How to make clear that despite everything I find pleasurable about the domestic, there are still many moments when I deeply resent the incessant grind of it, the requirement that I somehow feed the children yet another meal, wash yet another load of laundry? It is hard to make daily laundry beautiful, no matter how much money you spend on redecorating a laundry room.

Gender is so central to all this, or at least cultural constructions of gender. Quindlen is a Pulitzer Prize winner, and quite feminist, in a marriage where she and her husband expected a 50/50 partnership on all fronts; in a lot of ways, she was ahead of her time there. But she’s also almost twenty years older than me, and while there’s plenty of feminist analysis in the book, Quindlen doesn’t hesitate to make statements that seem tremendously gendered to me. I wonder if that’s a sign of the changing times, or just me.

“One study of college students showed that both men and women valued friendship, but they were deeply divergent when asked what friendship entailed. Guys thought it meant doing things together, women that it meant emotional sharing and talking. Another study showed that while stress produced the old familiar fight-or-flight response in men – or, as we women often think of it, lash out or shut down – it produces what the researchers termed a tend-or-befriend effect in women. When things go wrong, they reach for either the kids or the girlfriends. Or both.”

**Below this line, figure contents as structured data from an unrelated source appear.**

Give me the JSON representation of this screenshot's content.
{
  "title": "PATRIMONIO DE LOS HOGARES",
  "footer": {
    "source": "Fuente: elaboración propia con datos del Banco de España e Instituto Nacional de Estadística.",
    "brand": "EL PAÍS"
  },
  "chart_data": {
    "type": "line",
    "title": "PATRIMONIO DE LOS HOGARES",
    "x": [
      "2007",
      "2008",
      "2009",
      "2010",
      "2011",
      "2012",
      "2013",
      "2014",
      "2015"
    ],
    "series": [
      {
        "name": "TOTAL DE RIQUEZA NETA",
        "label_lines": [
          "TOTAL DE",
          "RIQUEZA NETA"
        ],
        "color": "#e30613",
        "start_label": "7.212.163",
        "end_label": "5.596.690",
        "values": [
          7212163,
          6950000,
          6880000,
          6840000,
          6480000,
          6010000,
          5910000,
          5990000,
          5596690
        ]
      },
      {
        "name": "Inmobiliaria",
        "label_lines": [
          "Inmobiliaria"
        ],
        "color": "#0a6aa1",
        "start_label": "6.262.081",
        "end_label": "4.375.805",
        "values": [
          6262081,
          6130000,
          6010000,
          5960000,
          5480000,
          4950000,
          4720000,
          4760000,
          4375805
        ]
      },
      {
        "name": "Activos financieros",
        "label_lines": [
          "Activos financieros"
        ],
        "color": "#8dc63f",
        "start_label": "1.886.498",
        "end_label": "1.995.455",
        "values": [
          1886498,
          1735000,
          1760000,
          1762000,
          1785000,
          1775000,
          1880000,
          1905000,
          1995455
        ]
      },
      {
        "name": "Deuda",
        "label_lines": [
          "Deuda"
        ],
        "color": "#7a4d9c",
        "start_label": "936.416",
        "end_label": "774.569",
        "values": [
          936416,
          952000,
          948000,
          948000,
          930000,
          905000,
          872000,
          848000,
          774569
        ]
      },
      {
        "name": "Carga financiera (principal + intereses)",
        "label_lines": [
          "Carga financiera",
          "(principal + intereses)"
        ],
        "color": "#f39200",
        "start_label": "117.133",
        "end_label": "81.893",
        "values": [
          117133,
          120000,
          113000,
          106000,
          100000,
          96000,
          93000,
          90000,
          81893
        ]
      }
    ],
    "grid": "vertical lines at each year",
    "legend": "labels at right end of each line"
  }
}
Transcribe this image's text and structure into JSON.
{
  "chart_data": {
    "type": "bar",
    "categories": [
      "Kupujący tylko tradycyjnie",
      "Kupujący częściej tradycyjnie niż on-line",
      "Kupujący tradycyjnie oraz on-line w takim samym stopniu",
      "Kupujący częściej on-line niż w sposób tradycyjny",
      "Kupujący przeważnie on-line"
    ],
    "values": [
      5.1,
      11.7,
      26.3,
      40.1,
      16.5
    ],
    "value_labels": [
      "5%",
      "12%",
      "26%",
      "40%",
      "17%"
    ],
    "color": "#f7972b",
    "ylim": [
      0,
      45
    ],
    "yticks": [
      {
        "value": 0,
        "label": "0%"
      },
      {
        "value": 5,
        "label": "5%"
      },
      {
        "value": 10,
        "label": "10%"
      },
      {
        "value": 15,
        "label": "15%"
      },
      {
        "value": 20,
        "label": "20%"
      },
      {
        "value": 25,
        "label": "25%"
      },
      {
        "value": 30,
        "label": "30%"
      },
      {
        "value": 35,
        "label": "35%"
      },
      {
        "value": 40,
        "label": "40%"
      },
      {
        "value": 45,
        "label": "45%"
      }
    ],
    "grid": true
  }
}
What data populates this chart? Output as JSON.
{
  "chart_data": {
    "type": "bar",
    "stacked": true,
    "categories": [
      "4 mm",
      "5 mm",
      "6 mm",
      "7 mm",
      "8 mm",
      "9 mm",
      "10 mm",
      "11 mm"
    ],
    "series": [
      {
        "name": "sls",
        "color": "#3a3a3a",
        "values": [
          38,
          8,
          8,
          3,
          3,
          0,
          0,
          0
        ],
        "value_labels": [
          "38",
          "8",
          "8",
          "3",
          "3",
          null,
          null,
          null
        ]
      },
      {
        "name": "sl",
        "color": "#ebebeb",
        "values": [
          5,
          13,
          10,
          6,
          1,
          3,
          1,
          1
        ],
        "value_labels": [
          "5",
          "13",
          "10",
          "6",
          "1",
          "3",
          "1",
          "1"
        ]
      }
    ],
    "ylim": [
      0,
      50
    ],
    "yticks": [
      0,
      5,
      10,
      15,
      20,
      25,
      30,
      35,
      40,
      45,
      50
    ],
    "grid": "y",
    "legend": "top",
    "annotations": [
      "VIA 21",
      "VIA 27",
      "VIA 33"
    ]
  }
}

I read that and think, maybe I’m a guy, by this definition. I’m at least as likely to shut down under serious stress as to reach out. Kevin often reacts to stress by retreating, but at midnight, if I’m awake, suddenly we’re in a three-hour conversation and he won’t let me go back to sleep until it’s all talked out. What are the barriers to him having those conversations earlier in the day? I wonder whether the studies exist yet that try to figure out how much of this gendered behavior is culturally produced. How much that we take for granted as bedrock gender differences are actually malleable. Evanescent.

Still, glad I’m reading Quindlen, even if we sometimes seem to be speaking across a chasm of assumptions. I don’t often find essayists who take the minutiae of domestic life and everyday relationships seriously, even though this is the matter of life, the real life and death of it. I’m in the midst of an essay on friendship now, that is painful to read, thinking of friendships lost that perhaps might have been saved. “I have lost friends, some by death, others through sheer inability to cross the street.” – Virginia Woolf

Tiny bits of wisdom that might make life a little better, if you run across them at the right moment. Before you under-salt the cookies or over-salt the stew.